Fast food in modern times feels like a culinary arms race. While that creates some delightfully decadent overloaded burgers adorned with all manner of cheeses, sauces, and bacon, the results aren’t exactly low in calories, or particularly high in nutrients most of the time.
Well, a deep-dive analysis published by Harvard’s T.H. Chan School of Public Health suggests there is a way to cut back on the massive calories found in your average fast food combo— as long as you strip away almost everything we like about them in the first place.
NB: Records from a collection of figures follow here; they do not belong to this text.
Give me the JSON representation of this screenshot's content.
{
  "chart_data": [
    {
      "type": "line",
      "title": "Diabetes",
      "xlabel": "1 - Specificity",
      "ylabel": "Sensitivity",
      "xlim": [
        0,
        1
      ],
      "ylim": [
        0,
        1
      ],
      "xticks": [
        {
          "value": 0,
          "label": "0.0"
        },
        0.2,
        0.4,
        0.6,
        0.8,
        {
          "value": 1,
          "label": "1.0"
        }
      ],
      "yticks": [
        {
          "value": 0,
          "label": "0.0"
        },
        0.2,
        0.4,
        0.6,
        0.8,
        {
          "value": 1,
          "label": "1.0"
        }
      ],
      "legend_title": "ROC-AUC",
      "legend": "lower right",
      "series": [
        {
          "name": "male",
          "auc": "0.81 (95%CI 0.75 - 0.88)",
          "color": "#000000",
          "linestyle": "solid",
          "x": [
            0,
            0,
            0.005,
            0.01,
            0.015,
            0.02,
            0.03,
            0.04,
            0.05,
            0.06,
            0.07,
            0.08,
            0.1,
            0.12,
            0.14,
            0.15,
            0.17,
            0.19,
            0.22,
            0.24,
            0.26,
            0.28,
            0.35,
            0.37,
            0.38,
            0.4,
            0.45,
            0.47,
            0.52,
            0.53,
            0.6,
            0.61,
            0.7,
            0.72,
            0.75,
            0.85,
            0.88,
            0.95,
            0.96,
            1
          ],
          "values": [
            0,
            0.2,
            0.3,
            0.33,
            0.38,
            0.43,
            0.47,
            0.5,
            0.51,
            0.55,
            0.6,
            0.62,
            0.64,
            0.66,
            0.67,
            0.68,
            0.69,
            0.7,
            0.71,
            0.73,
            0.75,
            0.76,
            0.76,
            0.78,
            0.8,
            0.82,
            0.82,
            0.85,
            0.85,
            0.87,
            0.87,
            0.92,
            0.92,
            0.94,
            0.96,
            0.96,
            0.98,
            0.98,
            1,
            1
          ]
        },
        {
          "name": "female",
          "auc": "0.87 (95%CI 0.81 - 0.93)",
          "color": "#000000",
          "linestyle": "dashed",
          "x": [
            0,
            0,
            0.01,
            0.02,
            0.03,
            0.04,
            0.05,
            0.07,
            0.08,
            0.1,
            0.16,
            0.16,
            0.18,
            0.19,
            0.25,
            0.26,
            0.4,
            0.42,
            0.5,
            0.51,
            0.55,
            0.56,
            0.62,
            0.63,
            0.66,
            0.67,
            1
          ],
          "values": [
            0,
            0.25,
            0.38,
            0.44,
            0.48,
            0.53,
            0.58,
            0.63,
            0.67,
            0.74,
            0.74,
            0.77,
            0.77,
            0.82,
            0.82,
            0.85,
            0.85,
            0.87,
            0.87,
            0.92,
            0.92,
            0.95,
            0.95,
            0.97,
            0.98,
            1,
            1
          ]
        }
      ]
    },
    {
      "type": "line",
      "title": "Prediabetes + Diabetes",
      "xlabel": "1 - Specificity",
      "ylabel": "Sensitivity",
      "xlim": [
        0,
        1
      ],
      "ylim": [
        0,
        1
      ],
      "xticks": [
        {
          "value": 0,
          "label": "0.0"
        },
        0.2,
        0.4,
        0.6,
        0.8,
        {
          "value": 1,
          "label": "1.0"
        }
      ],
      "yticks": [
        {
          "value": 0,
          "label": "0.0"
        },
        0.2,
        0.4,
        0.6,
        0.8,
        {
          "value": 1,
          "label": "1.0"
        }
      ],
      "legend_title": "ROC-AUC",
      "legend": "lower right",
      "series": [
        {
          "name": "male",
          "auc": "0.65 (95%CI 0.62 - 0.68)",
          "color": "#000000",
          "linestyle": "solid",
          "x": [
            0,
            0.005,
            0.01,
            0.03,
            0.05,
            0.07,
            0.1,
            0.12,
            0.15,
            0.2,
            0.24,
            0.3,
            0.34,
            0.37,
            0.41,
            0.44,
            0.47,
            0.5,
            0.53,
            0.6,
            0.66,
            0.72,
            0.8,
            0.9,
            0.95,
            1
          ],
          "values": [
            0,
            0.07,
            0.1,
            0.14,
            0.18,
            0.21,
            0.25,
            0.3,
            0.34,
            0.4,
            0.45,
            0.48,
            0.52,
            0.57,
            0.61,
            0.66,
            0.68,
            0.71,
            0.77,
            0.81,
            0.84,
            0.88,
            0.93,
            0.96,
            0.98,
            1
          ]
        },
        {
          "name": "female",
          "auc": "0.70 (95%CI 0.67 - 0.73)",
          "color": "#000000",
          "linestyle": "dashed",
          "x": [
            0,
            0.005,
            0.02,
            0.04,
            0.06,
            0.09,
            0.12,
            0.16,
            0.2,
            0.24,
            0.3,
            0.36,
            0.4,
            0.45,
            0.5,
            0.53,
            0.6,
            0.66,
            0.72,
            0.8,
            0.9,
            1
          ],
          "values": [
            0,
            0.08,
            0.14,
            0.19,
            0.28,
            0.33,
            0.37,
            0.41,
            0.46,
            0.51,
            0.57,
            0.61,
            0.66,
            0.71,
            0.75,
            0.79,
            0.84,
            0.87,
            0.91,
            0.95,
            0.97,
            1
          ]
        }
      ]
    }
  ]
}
For the study recently published in the Journal of Preventive Medicine, lead author Kelsey A. Vercammen and her team pored over nutritional data from 34 fast food and fast casual restaurants, looking at the “default,” minimum, and maximum combo options (entrée, side, and drink) to assess their calories, saturated fat, and sugar content. The average calorie count for default combo meals was 1,193, accompanied by 14 grams of saturated fat and 68 grams of sugar. That’s uh, quite a bit more than the Healthier Restaurant Meal Guidelines baseline of 700 calories.
If those numbers made you choke on your Baconator, fear not! It turns out that some modifications to your order can rein things in. For starters, Vercammen told Reuters that swapping out soda for water is the easiest way to cut out calories and most of the sugar. From there, things get a little more painful: you’ll have to “remove toppings and dipping sauces from entrées” and presumably sides.
If there’s one flaw with the study (from what this uneducated writer can see), it’s the fact that the lower-calorie options aren’t described in terms of content or sales data. It’s entirely possible that what registers as a “healthy” combo is little more than a beef patty between two buns and dry, unsalted fries.
It just goes to show that while you certainly can eat healthier by changing how you approach your fast food order, you might want to just go somewhere else that you can order a salad instead.